– Не надо, Антоша, – попросила Зоя, – за этот за свой вымысел ты всегда будешь по ушам получать. А оно тебе ведь, правда, не надо?
Антон Мыльченко глубоко вздохнул. Шаркнул кроссовкой перед собой, заложил руки за спину и с пафосом произнес:
– Да, нам, творческим людям, никогда не было легко жить на свете и бытовать в искусстве… Всегда гонения, непонимание. Ишь ты – по ушам, по ушам…
Он говорил долгую речь. Зоя Редькина смотрела на него и думала о своем. С некоторых пор у нее появилась некая таинственная вещь. Которую обязательно нужно было спрятать от нахальных взглядов и шаловливых ручонок родственничков. Но куда спрятать? Больше всего для этой цели подошел бы, конечно, тайничок – то есть перекочевавшее к Петру Брониславовичу домой пианино. Но как туда пробраться, не вызвав излишних вопросов? Помощник нужен.
А может, взять этого путаника Гуманоида в напарники? Все-таки он немножко в курсе дела. Да и вдвоем, наверно, легче хранить тайну. Как ни крути все-таки Антоша – друг. Своеобразный, конечно. Но друг.

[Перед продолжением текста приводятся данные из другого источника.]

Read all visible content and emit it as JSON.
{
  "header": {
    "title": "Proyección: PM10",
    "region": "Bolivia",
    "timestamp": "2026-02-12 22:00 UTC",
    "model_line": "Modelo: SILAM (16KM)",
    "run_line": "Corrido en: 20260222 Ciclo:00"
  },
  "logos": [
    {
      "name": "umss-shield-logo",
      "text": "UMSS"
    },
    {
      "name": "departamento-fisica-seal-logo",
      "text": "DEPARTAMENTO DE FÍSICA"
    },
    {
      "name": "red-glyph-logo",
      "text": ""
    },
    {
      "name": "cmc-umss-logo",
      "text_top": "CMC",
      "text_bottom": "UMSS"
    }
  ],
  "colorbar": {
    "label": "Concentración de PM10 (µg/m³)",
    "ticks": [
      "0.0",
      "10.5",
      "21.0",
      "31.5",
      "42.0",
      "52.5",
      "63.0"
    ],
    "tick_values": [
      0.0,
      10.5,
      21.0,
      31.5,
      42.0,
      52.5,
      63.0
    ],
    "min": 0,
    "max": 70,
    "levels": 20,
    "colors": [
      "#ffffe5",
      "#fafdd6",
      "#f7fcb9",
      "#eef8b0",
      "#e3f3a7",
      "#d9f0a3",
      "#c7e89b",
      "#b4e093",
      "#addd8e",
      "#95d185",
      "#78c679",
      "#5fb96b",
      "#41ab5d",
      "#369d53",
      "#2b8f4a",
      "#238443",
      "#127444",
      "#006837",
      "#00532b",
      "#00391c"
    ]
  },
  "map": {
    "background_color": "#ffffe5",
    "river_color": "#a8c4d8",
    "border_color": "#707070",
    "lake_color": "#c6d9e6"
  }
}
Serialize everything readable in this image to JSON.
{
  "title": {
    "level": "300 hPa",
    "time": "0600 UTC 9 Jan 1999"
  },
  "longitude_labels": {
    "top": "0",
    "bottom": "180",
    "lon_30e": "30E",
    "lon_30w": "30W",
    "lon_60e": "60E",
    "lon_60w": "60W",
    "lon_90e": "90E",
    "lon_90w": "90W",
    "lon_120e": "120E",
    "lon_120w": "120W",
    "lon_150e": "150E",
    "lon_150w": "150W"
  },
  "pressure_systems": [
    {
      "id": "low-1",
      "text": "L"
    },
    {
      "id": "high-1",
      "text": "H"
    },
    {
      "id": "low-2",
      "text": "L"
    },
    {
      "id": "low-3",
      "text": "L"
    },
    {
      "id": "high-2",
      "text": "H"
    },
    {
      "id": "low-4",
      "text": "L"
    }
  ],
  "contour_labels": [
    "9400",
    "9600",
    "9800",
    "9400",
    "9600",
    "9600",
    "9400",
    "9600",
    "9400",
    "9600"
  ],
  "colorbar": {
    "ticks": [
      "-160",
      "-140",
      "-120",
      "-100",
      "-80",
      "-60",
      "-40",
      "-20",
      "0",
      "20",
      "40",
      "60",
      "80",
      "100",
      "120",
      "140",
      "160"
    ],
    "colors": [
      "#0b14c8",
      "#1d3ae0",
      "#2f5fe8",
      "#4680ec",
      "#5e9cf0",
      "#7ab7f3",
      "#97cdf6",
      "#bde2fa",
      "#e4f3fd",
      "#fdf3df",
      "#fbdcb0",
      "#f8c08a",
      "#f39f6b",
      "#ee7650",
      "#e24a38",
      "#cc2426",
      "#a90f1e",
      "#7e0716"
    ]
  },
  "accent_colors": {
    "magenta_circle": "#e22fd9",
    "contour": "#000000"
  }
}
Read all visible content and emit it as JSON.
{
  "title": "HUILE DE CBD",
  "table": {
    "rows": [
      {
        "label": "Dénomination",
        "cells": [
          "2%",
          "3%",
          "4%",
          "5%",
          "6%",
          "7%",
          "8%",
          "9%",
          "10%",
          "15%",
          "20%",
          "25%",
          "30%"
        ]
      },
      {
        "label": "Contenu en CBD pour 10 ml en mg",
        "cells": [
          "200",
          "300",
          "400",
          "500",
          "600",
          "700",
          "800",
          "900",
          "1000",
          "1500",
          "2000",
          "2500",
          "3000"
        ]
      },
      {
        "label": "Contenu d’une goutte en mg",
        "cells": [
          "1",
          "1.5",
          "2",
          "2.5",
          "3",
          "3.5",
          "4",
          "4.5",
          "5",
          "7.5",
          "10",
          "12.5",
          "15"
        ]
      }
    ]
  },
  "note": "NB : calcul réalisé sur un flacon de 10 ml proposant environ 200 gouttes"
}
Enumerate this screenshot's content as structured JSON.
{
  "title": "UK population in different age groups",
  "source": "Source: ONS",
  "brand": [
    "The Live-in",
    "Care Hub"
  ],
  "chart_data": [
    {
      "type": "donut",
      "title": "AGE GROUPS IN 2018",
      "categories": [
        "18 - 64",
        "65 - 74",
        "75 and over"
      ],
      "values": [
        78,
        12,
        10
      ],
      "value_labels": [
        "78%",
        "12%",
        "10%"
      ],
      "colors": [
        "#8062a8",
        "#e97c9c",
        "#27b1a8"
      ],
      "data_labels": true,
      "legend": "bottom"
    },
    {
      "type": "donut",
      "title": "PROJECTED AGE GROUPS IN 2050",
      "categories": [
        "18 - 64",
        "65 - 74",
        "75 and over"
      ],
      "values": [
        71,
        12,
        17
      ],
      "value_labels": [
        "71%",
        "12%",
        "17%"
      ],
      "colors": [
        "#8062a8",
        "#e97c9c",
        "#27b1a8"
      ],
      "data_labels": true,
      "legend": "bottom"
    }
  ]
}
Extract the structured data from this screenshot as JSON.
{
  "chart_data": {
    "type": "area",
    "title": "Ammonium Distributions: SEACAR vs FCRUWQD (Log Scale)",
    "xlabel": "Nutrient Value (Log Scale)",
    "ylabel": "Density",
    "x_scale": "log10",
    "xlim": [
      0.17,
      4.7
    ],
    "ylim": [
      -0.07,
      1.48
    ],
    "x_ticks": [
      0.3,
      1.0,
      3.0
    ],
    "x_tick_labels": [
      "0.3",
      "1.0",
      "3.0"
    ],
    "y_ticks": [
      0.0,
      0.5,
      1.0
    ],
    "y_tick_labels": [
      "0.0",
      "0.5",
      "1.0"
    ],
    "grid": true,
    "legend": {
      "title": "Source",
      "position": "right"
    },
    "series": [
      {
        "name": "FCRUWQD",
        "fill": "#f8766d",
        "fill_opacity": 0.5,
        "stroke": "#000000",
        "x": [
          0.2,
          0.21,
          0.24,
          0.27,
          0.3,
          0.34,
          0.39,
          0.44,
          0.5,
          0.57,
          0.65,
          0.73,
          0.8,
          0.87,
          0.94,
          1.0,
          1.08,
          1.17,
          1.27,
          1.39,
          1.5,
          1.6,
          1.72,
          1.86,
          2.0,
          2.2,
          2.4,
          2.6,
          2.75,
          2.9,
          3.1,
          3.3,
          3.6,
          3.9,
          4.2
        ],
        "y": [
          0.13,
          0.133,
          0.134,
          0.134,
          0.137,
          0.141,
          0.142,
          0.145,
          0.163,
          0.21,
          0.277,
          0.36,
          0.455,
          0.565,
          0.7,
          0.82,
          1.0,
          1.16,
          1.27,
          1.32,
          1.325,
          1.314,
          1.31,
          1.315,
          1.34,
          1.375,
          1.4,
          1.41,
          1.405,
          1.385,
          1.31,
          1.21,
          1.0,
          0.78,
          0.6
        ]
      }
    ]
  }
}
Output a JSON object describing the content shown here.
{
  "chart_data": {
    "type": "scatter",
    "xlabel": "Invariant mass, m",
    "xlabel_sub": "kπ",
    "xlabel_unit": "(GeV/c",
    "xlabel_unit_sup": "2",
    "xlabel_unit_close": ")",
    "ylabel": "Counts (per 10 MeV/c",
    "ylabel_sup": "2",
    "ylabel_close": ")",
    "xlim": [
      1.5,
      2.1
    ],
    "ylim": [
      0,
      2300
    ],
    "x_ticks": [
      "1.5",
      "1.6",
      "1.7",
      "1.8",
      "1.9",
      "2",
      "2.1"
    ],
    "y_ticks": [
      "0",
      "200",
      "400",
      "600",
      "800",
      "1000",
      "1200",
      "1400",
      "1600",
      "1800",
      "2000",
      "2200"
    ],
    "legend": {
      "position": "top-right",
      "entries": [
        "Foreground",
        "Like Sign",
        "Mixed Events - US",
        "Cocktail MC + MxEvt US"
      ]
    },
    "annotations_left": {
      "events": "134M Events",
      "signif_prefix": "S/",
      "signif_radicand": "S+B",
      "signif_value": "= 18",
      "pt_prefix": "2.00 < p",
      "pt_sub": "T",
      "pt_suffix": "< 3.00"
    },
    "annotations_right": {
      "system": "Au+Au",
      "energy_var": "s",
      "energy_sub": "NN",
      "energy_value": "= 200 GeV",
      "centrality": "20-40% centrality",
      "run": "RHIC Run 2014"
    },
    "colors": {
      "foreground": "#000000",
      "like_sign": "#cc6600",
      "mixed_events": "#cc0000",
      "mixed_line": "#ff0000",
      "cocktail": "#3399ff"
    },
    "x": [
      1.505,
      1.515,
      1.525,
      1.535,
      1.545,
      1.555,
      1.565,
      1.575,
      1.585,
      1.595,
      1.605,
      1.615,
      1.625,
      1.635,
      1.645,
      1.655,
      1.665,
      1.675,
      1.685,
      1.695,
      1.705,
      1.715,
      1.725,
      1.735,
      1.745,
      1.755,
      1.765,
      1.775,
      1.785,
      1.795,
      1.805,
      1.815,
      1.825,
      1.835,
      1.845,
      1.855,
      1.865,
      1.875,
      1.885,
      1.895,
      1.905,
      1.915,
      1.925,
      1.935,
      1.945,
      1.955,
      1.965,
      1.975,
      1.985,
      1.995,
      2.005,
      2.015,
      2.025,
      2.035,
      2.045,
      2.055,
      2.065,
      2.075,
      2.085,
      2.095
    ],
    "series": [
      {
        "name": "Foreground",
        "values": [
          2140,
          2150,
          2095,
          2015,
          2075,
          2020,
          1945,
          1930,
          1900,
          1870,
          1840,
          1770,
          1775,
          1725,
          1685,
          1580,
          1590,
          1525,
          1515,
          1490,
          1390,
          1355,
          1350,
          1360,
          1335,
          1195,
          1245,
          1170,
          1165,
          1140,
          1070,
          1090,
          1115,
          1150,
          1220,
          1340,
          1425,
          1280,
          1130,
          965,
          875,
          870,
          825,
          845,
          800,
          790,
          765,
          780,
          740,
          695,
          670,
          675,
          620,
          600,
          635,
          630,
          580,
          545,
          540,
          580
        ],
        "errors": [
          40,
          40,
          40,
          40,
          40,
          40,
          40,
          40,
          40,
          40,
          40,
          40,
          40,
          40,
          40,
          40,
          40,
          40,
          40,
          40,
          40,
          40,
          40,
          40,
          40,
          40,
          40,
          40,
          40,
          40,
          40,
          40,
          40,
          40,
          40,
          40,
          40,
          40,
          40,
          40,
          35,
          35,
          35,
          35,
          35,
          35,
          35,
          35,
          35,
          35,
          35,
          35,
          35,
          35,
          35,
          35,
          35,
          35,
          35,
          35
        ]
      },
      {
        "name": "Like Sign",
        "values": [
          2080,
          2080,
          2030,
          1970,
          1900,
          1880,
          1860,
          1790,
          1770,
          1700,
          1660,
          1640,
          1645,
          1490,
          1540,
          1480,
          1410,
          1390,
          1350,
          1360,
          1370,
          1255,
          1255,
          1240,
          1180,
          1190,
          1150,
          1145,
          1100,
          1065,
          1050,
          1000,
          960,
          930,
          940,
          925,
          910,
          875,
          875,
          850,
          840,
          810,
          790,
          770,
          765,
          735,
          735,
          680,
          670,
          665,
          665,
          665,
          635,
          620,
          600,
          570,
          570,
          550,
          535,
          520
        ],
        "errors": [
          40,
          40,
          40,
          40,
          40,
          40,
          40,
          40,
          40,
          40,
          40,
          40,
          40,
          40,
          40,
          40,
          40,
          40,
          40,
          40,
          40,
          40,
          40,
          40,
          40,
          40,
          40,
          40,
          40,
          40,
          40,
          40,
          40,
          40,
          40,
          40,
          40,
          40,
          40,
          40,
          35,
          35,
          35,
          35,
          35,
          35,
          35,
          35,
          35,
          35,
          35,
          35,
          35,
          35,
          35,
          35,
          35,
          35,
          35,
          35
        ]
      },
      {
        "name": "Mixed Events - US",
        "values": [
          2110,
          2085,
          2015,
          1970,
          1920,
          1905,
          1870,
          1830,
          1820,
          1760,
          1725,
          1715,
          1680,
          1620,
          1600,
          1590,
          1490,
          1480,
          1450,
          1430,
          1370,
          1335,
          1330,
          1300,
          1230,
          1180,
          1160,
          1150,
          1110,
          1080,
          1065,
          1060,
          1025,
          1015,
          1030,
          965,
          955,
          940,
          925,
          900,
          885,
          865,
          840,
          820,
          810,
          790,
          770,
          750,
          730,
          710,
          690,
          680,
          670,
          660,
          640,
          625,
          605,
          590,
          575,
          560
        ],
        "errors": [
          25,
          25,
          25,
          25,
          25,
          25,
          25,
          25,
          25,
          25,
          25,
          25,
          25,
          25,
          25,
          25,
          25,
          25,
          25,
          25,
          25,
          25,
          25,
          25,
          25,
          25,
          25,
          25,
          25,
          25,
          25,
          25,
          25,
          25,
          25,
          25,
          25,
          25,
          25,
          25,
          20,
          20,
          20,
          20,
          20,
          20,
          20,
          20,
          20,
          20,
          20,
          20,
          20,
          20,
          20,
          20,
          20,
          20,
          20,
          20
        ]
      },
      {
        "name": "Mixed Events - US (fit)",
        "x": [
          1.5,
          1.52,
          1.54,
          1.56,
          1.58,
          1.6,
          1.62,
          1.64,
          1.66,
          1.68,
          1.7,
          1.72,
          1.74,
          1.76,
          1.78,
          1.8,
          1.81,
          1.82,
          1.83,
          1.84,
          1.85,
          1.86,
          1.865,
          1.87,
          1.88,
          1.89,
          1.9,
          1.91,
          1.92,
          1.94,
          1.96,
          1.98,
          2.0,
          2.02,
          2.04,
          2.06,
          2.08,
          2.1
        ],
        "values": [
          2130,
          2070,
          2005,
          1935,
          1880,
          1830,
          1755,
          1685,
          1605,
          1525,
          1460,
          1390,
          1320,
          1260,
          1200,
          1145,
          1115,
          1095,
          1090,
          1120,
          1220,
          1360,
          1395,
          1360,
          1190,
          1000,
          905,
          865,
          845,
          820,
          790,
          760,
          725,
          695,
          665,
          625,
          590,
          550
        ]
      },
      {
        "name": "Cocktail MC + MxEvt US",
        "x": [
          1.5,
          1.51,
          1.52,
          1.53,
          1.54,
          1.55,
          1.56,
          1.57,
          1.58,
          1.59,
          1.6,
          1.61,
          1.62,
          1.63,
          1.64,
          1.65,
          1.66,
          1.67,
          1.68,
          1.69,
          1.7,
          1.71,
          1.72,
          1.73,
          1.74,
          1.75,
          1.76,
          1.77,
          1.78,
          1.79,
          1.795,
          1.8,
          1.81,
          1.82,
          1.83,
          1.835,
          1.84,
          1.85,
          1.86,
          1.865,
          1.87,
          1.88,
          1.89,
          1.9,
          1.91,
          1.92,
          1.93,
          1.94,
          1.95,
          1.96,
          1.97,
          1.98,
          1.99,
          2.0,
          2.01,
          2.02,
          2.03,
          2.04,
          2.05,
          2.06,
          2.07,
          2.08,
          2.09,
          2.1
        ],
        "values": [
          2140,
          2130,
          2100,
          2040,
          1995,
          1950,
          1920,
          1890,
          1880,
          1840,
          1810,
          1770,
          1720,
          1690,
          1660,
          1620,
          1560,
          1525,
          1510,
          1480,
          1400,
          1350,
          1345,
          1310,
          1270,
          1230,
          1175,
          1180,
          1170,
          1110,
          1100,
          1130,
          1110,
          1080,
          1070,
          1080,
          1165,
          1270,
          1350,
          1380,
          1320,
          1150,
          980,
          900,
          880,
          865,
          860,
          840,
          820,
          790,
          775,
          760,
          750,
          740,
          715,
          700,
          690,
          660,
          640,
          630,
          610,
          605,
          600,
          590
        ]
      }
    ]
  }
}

И Зоя Редькина решила поведать свою тайну Антоше.
– Ну, Мыльченко, слушай…
Антоша просиял.
– Неужели, правда, тайна? – широко раскрыв глаза, спросил он. – И ты мне ее будешь рассказывать?
– Ага.
«И сыщик Великолепенский превратился в одно сплошное ухо. Ведь чужая тайна требовала к себе повышенного внимания. Вот уже в деятельном мозгу Антона Великолепенского начали выстраиваться версия за версией…»
– Так ты слушаешь про мою тайну, Гуманоид? Эй, ты где?
– Я само внимание, Зоя!
А что за тайна была у Зои Редькиной – это уже совсем другая история.